- Choithar village Location in Manipur, India Choithar village Choithar village (India)
- Coordinates: 25°04′39″N 94°23′50″E﻿ / ﻿25.07750°N 94.39722°E
- Country: India
- State: Manipur
- District: Ukhrul

Population
- • Total: 1,392

Languages
- • Official: Tangkhul (Rithar/Choithar)
- Time zone: UTC+5:30 (IST)
- PIN: 795142
- Vehicle registration: MN
- Nearest city: Ukhrul Kohima
- Literacy: 86.34%
- Lok Sabha constituency: Outer Manipur
- Vidhan Sabha constituency: Ukhrul
- Website: manipur.gov.in

= Choithar =

Choithar (Rithar) is a village located east of Ukhrul in Ukhrul district, Manipur state, India. The village is 12 kilometers from Ukhrul. National Highway 150 Imphal-Kohima via Jessami partially connects the village. The village is about 6 kilometers from the National highway connected earlier by an old British road. There was a proposal to construct a new road under PMGSY for which there were reports of discrepancies on the part of the executing agencies. Choithar is flanked by Ukhrul in the west, Choithar in the north, Nungshong in the south and Khangkhui in the east.

==Total population==
According to 2011 census, Choithar has 258 households with the total of 1392 people of which 717 are male and 675 are female.
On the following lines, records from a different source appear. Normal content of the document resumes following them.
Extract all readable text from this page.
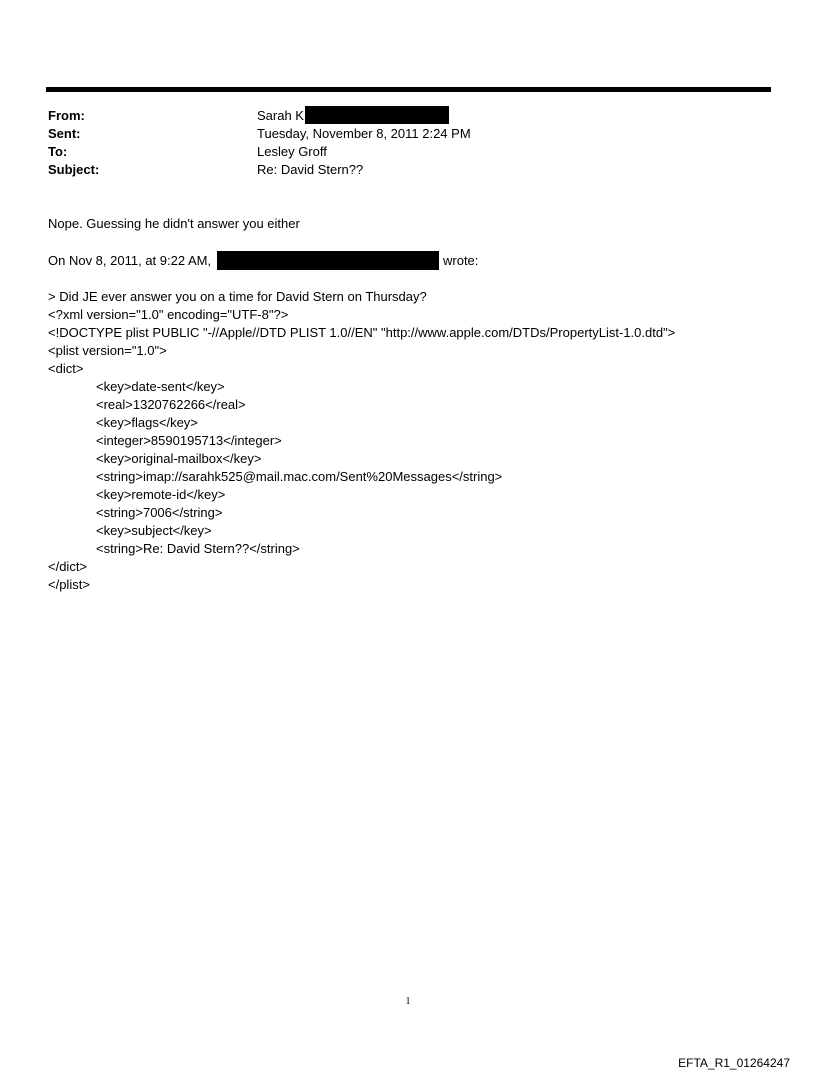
From:	Sarah K
Sent:	Tuesday, November 8, 2011 2:24 PM
To:	Lesley Groff
Subject:	Re: David Stern??
Nope. Guessing he didn't answer you either
On Nov 8, 2011, at 9:22 AM,	wrote:
> Did JE ever answer you on a time for David Stern on Thursday?
<?xml version="1.0" encoding="UTF-8"?>
<!DOCTYPE plist PUBLIC "-//Apple//DTD PLIST 1.0//EN" "http://www.apple.com/DTDs/PropertyList-1.0.dtd">
<plist version="1.0">
<dict>
<key>date-sent</key>
<real>1320762266</real>
<key>flags</key>
<integer>8590195713</integer>
<key>original-mailbox</key>
<string>imap://sarahk525@mail.mac.com/Sent%20Messages</string>
<key>remote-id</key>
<string>7006</string>
<key>subject</key>
<string>Re: David Stern??</string>
</dict>
</plist>
1
EFTA_R1_01264247
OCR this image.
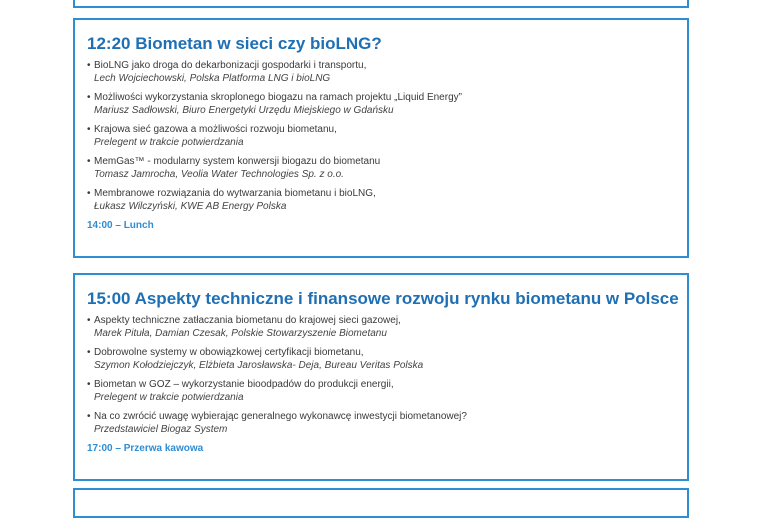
12:20 Biometan w sieci czy bioLNG?
• BioLNG jako droga do dekarbonizacji gospodarki i transportu,
Lech Wojciechowski, Polska Platforma LNG i bioLNG
• Możliwości wykorzystania skroplonego biogazu na ramach projektu „Liquid Energy”
Mariusz Sadłowski, Biuro Energetyki Urzędu Miejskiego w Gdańsku
• Krajowa sieć gazowa a możliwości rozwoju biometanu,
Prelegent w trakcie potwierdzania
• MemGas™ - modularny system konwersji biogazu do biometanu
Tomasz Jamrocha, Veolia Water Technologies Sp. z o.o.
• Membranowe rozwiązania do wytwarzania biometanu i bioLNG,
Łukasz Wilczyński, KWE AB Energy Polska
14:00 – Lunch
15:00 Aspekty techniczne i finansowe rozwoju rynku biometanu w Polsce
• Aspekty techniczne zatłaczania biometanu do krajowej sieci gazowej,
Marek Pituła, Damian Czesak, Polskie Stowarzyszenie Biometanu
• Dobrowolne systemy w obowiązkowej certyfikacji biometanu,
Szymon Kołodziejczyk, Elżbieta Jarosławska- Deja, Bureau Veritas Polska
• Biometan w GOZ – wykorzystanie bioodpadów do produkcji energii,
Prelegent w trakcie potwierdzania
• Na co zwrócić uwagę wybierając generalnego wykonawcę inwestycji biometanowej?
Przedstawiciel Biogaz System
17:00 – Przerwa kawowa
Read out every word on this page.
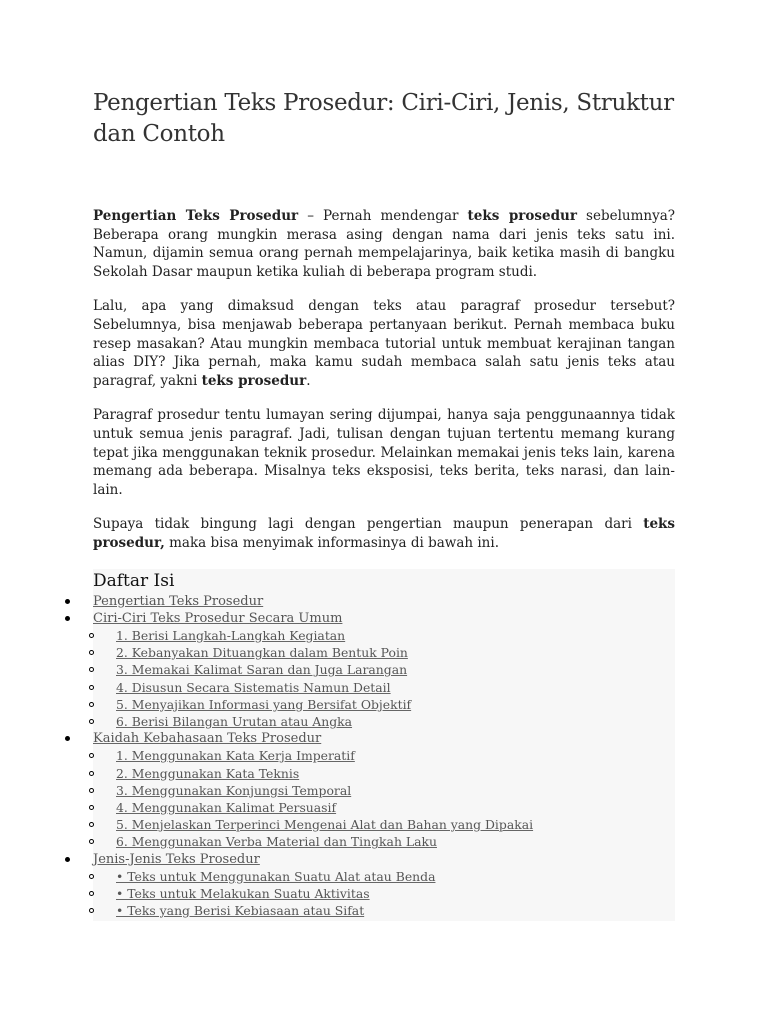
Pengertian Teks Prosedur: Ciri-Ciri, Jenis, Struktur dan Contoh

Pengertian Teks Prosedur – Pernah mendengar teks prosedur sebelumnya? Beberapa orang mungkin merasa asing dengan nama dari jenis teks satu ini. Namun, dijamin semua orang pernah mempelajarinya, baik ketika masih di bangku Sekolah Dasar maupun ketika kuliah di beberapa program studi.

Lalu, apa yang dimaksud dengan teks atau paragraf prosedur tersebut? Sebelumnya, bisa menjawab beberapa pertanyaan berikut. Pernah membaca buku resep masakan? Atau mungkin membaca tutorial untuk membuat kerajinan tangan alias DIY? Jika pernah, maka kamu sudah membaca salah satu jenis teks atau paragraf, yakni teks prosedur.

Paragraf prosedur tentu lumayan sering dijumpai, hanya saja penggunaannya tidak untuk semua jenis paragraf. Jadi, tulisan dengan tujuan tertentu memang kurang tepat jika menggunakan teknik prosedur. Melainkan memakai jenis teks lain, karena memang ada beberapa. Misalnya teks eksposisi, teks berita, teks narasi, dan lain-lain.

Supaya tidak bingung lagi dengan pengertian maupun penerapan dari teks prosedur, maka bisa menyimak informasinya di bawah ini.

Daftar Isi
Pengertian Teks Prosedur
Ciri-Ciri Teks Prosedur Secara Umum
1. Berisi Langkah-Langkah Kegiatan
2. Kebanyakan Dituangkan dalam Bentuk Poin
3. Memakai Kalimat Saran dan Juga Larangan
4. Disusun Secara Sistematis Namun Detail
5. Menyajikan Informasi yang Bersifat Objektif
6. Berisi Bilangan Urutan atau Angka
Kaidah Kebahasaan Teks Prosedur
1. Menggunakan Kata Kerja Imperatif
2. Menggunakan Kata Teknis
3. Menggunakan Konjungsi Temporal
4. Menggunakan Kalimat Persuasif
5. Menjelaskan Terperinci Mengenai Alat dan Bahan yang Dipakai
6. Menggunakan Verba Material dan Tingkah Laku
Jenis-Jenis Teks Prosedur
• Teks untuk Menggunakan Suatu Alat atau Benda
• Teks untuk Melakukan Suatu Aktivitas
• Teks yang Berisi Kebiasaan atau Sifat
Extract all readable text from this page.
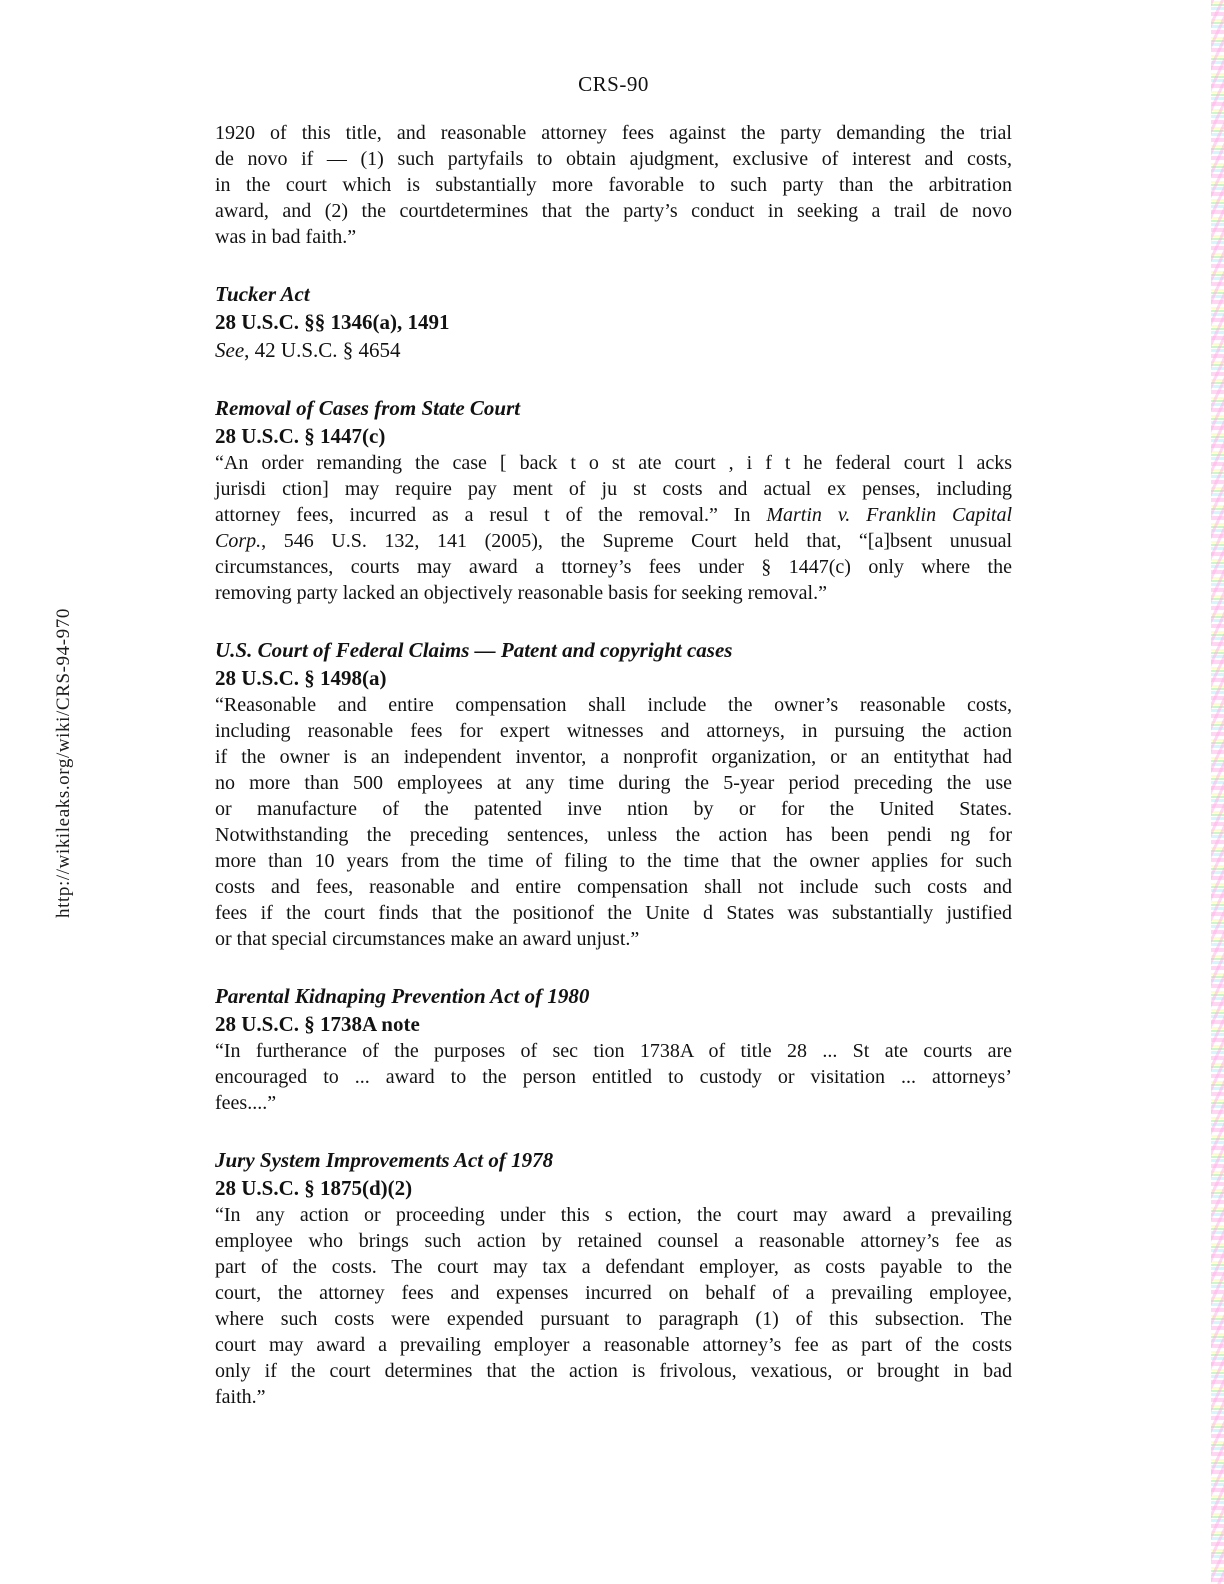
http://wikileaks.org/wiki/CRS-94-970
CRS-90
1920 of this title, and reasonable attorney fees against the party demanding the trial
de novo if — (1) such partyfails to obtain ajudgment, exclusive of interest and costs,
in the court which is substantially more favorable to such party than the arbitration
award, and (2) the courtdetermines that the party’s conduct in seeking a trail de novo
was in bad faith.”
Tucker Act
28 U.S.C. §§ 1346(a), 1491
See, 42 U.S.C. § 4654
Removal of Cases from State Court
28 U.S.C. § 1447(c)
“An order remanding the case [ back t o st ate court , i f t he federal court l acks
jurisdi ction] may require pay ment of ju st costs and actual ex penses, including
attorney fees, incurred as a resul t of the removal.” In Martin v. Franklin Capital
Corp., 546 U.S. 132, 141 (2005), the Supreme Court held that, “[a]bsent unusual
circumstances, courts may award a ttorney’s fees under § 1447(c) only where the
removing party lacked an objectively reasonable basis for seeking removal.”
U.S. Court of Federal Claims — Patent and copyright cases
28 U.S.C. § 1498(a)
“Reasonable and entire compensation shall include the owner’s reasonable costs,
including reasonable fees for expert witnesses and attorneys, in pursuing the action
if the owner is an independent inventor, a nonprofit organization, or an entitythat had
no more than 500 employees at any time during the 5-year period preceding the use
or manufacture of the patented inve ntion by or for the United States.
Notwithstanding the preceding sentences, unless the action has been pendi ng for
more than 10 years from the time of filing to the time that the owner applies for such
costs and fees, reasonable and entire compensation shall not include such costs and
fees if the court finds that the positionof the Unite d States was substantially justified
or that special circumstances make an award unjust.”
Parental Kidnaping Prevention Act of 1980
28 U.S.C. § 1738A note
“In furtherance of the purposes of sec tion 1738A of title 28 ... St ate courts are
encouraged to ... award to the person entitled to custody or visitation ... attorneys’
fees....”
Jury System Improvements Act of 1978
28 U.S.C. § 1875(d)(2)
“In any action or proceeding under this s ection, the court may award a prevailing
employee who brings such action by retained counsel a reasonable attorney’s fee as
part of the costs. The court may tax a defendant employer, as costs payable to the
court, the attorney fees and expenses incurred on behalf of a prevailing employee,
where such costs were expended pursuant to paragraph (1) of this subsection. The
court may award a prevailing employer a reasonable attorney’s fee as part of the costs
only if the court determines that the action is frivolous, vexatious, or brought in bad
faith.”
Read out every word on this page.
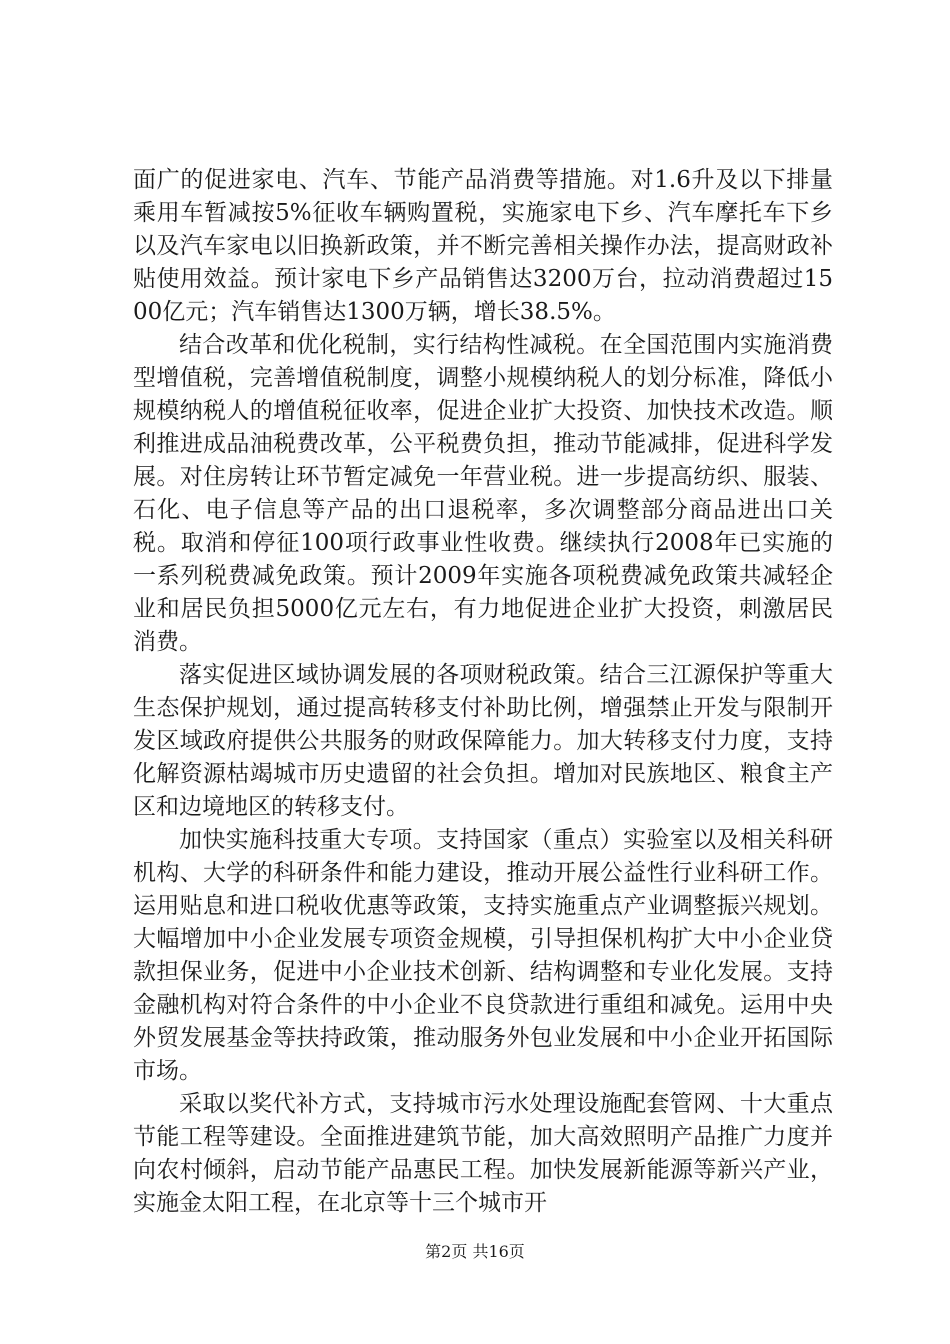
面广的促进家电、汽车、节能产品消费等措施。对1.6升及以下排量乘用车暂减按5%征收车辆购置税，实施家电下乡、汽车摩托车下乡以及汽车家电以旧换新政策，并不断完善相关操作办法，提高财政补贴使用效益。预计家电下乡产品销售达3200万台，拉动消费超过1500亿元；汽车销售达1300万辆，增长38.5%。

结合改革和优化税制，实行结构性减税。在全国范围内实施消费型增值税，完善增值税制度，调整小规模纳税人的划分标准，降低小规模纳税人的增值税征收率，促进企业扩大投资、加快技术改造。顺利推进成品油税费改革，公平税费负担，推动节能减排，促进科学发展。对住房转让环节暂定减免一年营业税。进一步提高纺织、服装、石化、电子信息等产品的出口退税率，多次调整部分商品进出口关税。取消和停征100项行政事业性收费。继续执行2008年已实施的一系列税费减免政策。预计2009年实施各项税费减免政策共减轻企业和居民负担5000亿元左右，有力地促进企业扩大投资，刺激居民消费。

落实促进区域协调发展的各项财税政策。结合三江源保护等重大生态保护规划，通过提高转移支付补助比例，增强禁止开发与限制开发区域政府提供公共服务的财政保障能力。加大转移支付力度，支持化解资源枯竭城市历史遗留的社会负担。增加对民族地区、粮食主产区和边境地区的转移支付。

加快实施科技重大专项。支持国家（重点）实验室以及相关科研机构、大学的科研条件和能力建设，推动开展公益性行业科研工作。运用贴息和进口税收优惠等政策，支持实施重点产业调整振兴规划。大幅增加中小企业发展专项资金规模，引导担保机构扩大中小企业贷款担保业务，促进中小企业技术创新、结构调整和专业化发展。支持金融机构对符合条件的中小企业不良贷款进行重组和减免。运用中央外贸发展基金等扶持政策，推动服务外包业发展和中小企业开拓国际市场。

采取以奖代补方式，支持城市污水处理设施配套管网、十大重点节能工程等建设。全面推进建筑节能，加大高效照明产品推广力度并向农村倾斜，启动节能产品惠民工程。加快发展新能源等新兴产业，实施金太阳工程，在北京等十三个城市开

第2页 共16页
Of the total population, 199 were in the age group of 0–6 years. The average sex ratio of the village is 941 female to 1000 male which is lower than the state average of 985. The literacy rate of the village stands at 86.34%. Male literacy rate stands at 88.78% while female literacy rate was 83.74%.

==People and occupation==
The village is home to people of Tangkhul Naga tribe. Majority of the inhabitants are Christians. Agriculture is the primary occupation of the inhabitants. The village was in the news recently for the spread of a mysterious pine tree disease that affected large area of the village forest. Choithar is one of the 44 villages considered likely to be affected as a catchment area when the Mapithel multi purpose is finally functional. In 2013, Reingamphy Awungshi, a girl from this village was found mysteriously murdered in her rented apartment in Delhi for which there was a great public uproar and protests both in the National capital and in the state of Manipur.